Dopo il passo indietro di Gabriele Gravina, la partita per la presidenza della Federcalcio entra nel vivo. Da una parte l’ex numero uno Giancarlo Abete, dall’altra il presidente del CONI Giovanni Malagò. Ma a decidere le sorti del calcio italiano, a caccia di riscatto dopo le ripetute delusioni mondiali, potrebbe essere la matematica.
La corsa per la poltrona più importante del calcio italiano si infiamma in vista delle elezioni del prossimo 22 giugno.

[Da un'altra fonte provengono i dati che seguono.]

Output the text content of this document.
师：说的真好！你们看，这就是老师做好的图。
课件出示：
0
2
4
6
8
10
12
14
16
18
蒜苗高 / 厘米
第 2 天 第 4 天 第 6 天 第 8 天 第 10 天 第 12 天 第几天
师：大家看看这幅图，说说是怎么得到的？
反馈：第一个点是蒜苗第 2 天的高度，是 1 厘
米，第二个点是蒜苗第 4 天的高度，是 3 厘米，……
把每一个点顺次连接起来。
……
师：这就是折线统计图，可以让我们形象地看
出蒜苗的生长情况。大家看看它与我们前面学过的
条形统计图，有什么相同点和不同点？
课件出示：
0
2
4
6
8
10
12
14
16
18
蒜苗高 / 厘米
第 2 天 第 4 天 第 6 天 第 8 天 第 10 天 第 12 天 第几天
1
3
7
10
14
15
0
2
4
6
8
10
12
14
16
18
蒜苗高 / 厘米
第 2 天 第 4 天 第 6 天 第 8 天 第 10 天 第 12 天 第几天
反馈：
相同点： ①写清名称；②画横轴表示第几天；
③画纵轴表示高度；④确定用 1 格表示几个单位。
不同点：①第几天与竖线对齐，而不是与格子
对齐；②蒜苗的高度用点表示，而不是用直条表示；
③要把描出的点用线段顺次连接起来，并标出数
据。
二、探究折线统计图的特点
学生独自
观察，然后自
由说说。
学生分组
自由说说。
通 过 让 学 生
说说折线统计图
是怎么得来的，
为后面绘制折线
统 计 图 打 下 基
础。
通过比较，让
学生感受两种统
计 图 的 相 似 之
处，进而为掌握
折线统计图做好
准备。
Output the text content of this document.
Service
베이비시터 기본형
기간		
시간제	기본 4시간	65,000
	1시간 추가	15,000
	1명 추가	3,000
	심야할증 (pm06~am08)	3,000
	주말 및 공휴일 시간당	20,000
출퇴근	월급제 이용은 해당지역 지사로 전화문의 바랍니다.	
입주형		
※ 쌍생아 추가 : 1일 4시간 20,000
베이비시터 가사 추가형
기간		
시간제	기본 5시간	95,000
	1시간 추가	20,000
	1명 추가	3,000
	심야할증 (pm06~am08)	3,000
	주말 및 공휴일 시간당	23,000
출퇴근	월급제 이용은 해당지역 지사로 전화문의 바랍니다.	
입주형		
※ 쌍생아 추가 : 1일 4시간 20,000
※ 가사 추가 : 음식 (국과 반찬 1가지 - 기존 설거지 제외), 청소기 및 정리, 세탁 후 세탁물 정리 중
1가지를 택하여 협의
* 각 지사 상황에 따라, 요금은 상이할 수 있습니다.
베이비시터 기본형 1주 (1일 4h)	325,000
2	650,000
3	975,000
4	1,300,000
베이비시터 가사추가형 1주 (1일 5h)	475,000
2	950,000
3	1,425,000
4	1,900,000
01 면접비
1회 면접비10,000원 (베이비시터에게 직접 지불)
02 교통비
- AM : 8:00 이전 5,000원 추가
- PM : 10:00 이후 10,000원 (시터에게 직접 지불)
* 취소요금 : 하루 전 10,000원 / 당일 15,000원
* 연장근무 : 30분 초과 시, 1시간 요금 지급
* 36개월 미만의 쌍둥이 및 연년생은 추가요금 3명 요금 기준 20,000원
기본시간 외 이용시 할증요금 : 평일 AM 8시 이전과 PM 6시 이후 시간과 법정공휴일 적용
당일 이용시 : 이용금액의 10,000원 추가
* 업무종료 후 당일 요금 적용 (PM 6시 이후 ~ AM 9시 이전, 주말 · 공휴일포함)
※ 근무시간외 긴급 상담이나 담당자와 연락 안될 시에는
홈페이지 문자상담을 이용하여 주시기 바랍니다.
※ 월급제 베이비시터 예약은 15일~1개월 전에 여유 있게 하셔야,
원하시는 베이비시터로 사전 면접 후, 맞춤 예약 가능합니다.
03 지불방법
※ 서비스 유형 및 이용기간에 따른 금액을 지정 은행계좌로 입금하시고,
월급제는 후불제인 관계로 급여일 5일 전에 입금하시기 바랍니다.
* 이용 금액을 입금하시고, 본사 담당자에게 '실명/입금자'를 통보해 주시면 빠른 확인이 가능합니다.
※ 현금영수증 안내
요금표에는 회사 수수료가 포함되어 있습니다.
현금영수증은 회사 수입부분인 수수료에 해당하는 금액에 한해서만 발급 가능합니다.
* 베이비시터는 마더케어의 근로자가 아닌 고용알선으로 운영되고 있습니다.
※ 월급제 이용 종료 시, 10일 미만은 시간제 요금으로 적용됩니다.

A contendersi la guida della FIGC sono l’attuale presidente della Lega Dilettanti, Giancarlo Abete, e Giovanni Malagò, in uno scontro che si preannuncia tanto strategico quanto decisivo per le sorti dell’intero movimento sportivo azzurro.
Abete non fa passi indietro
Nonostante la netta presa di posizione della massima serie, con ben 19 società di Serie A schierate a favore dell’ingresso di Malagò, Giancarlo Abete non sembra minimamente intenzionato a ritirarsi dalla contesa.
«Vado avanti tranquillamente», ha dichiarato Abete uscendo dagli uffici dell’AIC, subito dopo un vertice con i presidenti Calcagno e Ulivieri. L’ex numero uno federale tira dritto, convinto di poter contare sullo zoccolo duro della Lega Dilettanti, che stima valere intorno al 34% del bacino elettorale. Tuttavia, le certezze del presidente della LND iniziano a scricchiolare di fronte a una spaccatura interna che ha il sapore di un evento storico.
Il caso Lombardia e il pallottoliere elettorale
Il Comitato Regionale della Lombardia ha infatti deciso di astenersi dal voto di sostegno ad Abete e appare ormai pronto a convergere su Malagò. Se questa mossa venisse ufficializzata, si tratterebbe di uno strappo senza precedenti: per la prima volta nella storia del calcio italiano, un comitato regionale di tale peso prenderebbe le distanze dalla linea centrale, trovando il coraggio di dire “no” all’uomo che 12 anni fa fu costretto alle dimissioni a seguito della cocente esclusione della Nazionale dai Mondiali.
Prendendo carta e penna, la matematica elettorale sembra delineare uno scenario già scritto:
- Giovanni Malagò parte da una solida base del 47,1% dei voti, garantita dal blocco composto da Serie A, AIC (calciatori) e AIAC (allenatori).
- Il solo Comitato Regionale lombardo pesa per il 3,7%.
- Sommando i due dati, Malagò supererebbe la maggioranza assoluta raggiungendo quota 50,8% delle preferenze.
E non finisce qui. L’apertura della Lombardia potrebbe generare un vero e proprio “effetto valanga”, trascinando a valle altri comitati regionali e dando vita a un cambiamento epocale che rischia di creare non poco imbarazzo tra i delegati dei Dilettanti.
Voci, “rumors”, indicherebbero anche un Comitato dell”area centro Italia, pronto a seguire i Lombardi!!!
Dalla Puglia arrivano voci che vorrebbero l’attuale Presidente del Comitato regionale Vito Tisci (anche Presidente Nazionale del Settore giovanile) vicino alla scelta di Malagò e lasciare Abete.
L’attesa di Malagò e la voglia di rinnovamento
Il calcio italiano chiede a gran voce un’unità di intenti e un rinnovamento profondo per uscire da una crisi strutturale e d’immagine, acuita dall’assenza dai campionati mondiali che perdura ormai da ben 12 anni.
Giovanni Malagò, pur avendo i numeri dalla sua, preferisce la cautela e ha dichiarato di volersi prendere ancora qualche giorno per riflettere, definire i dettagli e consolidare le alleanze. «Ritengo di sciogliere le riserve entro fine settimana – ha precisato Malagò – per rispetto degli impegni che ho preso con le assemblee di Serie B e C».
Il tempo per le strategie sottobanco, però, sta per scadere.
Le date chiave da ricordare
- 13 maggio: Scadenza ultima per la presentazione formale delle candidature.
- 22 giugno: Elezioni del nuovo presidente della FIGC.